Bayesian Categorization

The ability to form categories is essential for understanding external input and plays an important role in human reasoning and decision-making. Research of categorization have mainly focused on modeling categorization relative to individual agents, however, literature investigating groups performing this task is sparse. Humans are social beings, and studies have found superior categorization performance of groups (Tylén, Fusaroli, Smith, & Arnoldi, 2020). In this thesis, we want to extend and evaluate the generalized context model (GCM; Nosofsky, 1986) and reinforcement learning models on empirical data of interpersonal categorization.
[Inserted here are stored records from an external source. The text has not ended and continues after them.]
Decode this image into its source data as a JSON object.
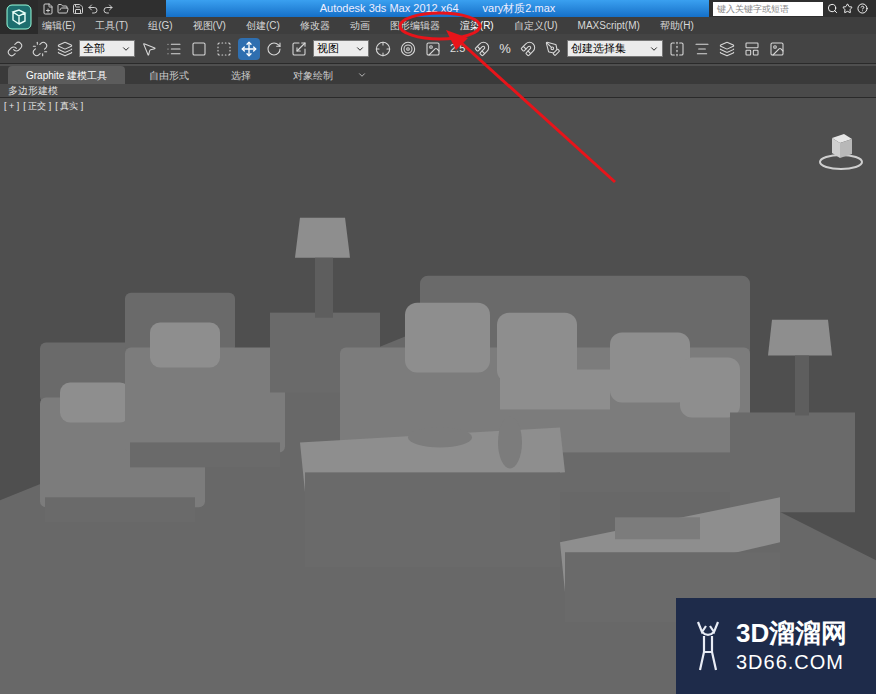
{
  "window": {
    "title": "Autodesk 3ds Max  2012 x64",
    "file": "vary材质2.max"
  },
  "search": {
    "placeholder": "键入关键字或短语"
  },
  "menu": [
    {
      "label": "编辑(E)",
      "highlighted": false
    },
    {
      "label": "工具(T)",
      "highlighted": false
    },
    {
      "label": "组(G)",
      "highlighted": false
    },
    {
      "label": "视图(V)",
      "highlighted": false
    },
    {
      "label": "创建(C)",
      "highlighted": false
    },
    {
      "label": "修改器",
      "highlighted": false
    },
    {
      "label": "动画",
      "highlighted": false
    },
    {
      "label": "图形编辑器",
      "highlighted": false
    },
    {
      "label": "渲染(R)",
      "highlighted": true
    },
    {
      "label": "自定义(U)",
      "highlighted": false
    },
    {
      "label": "MAXScript(M)",
      "highlighted": false
    },
    {
      "label": "帮助(H)",
      "highlighted": false
    }
  ],
  "toolbar": {
    "selection_filter": "全部",
    "reference_coord": "视图",
    "snap": "2.5",
    "percent_snap": "%",
    "named_selection": "创建选择集"
  },
  "ribbon": {
    "tabs": [
      {
        "label": "Graphite 建模工具",
        "selected": true
      },
      {
        "label": "自由形式",
        "selected": false
      },
      {
        "label": "选择",
        "selected": false
      },
      {
        "label": "对象绘制",
        "selected": false
      }
    ],
    "panel": "多边形建模"
  },
  "viewport": {
    "labels": [
      "+",
      "正交",
      "真实"
    ]
  },
  "watermark": {
    "name": "3D溜溜网",
    "url": "3D66.COM"
  }
}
The analysis of the thesis is two-fold: 1) model validation and 2) model fit. Model validation includes simulating categorization behaviors from the generative models, quality check of model fit on simulated data, parameter recovery, and model recovery. Model fit includes model comparison, parameter fit, and posterior predictive checks. Scripts for running all the code can be found in the src/ folder. Visualizations and inspection of the results can be reproduced by running r-markdown files in the res/ folder. A more elaborate description for reproducing the results can be found below.

Project Organization

├── README.md                   <- The top-level README for this project.
├── logs
├── data                        <- all data (empirical, simulated, samples)                    
├── src 
│   ├── stan                    <- stan scripts
│   ├── model_validation.sh  
│   ├── parameter_recovery.sh  
│   ├── model_recovery.sh  
│   ├── fit_models.sh   
│   └── ... 
├── res                         <- rmd-files for results and plots
├── figs                        <- figures
└── run.sh                      <- to reproduce results

Reproduce Results

Clone the repository

git clone https://github.com/saraoe/bayesian_categorization.git
cd bayesian_categorization

Before running any of the bash scripts:

Install r-packages cmdstanr and run cmdstanr::install_cmdstanr(dir = "../") in an r-script
Install r-packages pacman, tidyverse, loo, and DirichletReg
Make directory for logs by running mkdir logs in a bash terminal

To reproduce all the results run

bash run.sh

To reproduce parts of the analysis:

To reproduce simulate model behaviors run: bash src/model_validation.sh
To reproduce parameter recovery run: bash src/parallel_pr.sh
To reproduce model comparison run: bash src/model_comparison.sh
To reproduce sampling using empirical data run: bash src/fit_models.sh

To reproduce visualization and tables, run the R-markdown files in the res/ folder. Some of the scripts require the results to be gathered in one csv-files - to do so run the R-scripts src/gather_samples.r and src/gather_model_recovery.r.

References

Nosofsky, R. M. (1986). Attention, similarity, and the identification–categorization relationship. Journal of Experimental Psychology: General.
Tylén, K., Fusaroli, R., Smith, P., & Arnoldi, J. (2020, August). The social route to abstraction: interaction and diversity enhance performance and transfer in a rule-based categorization task.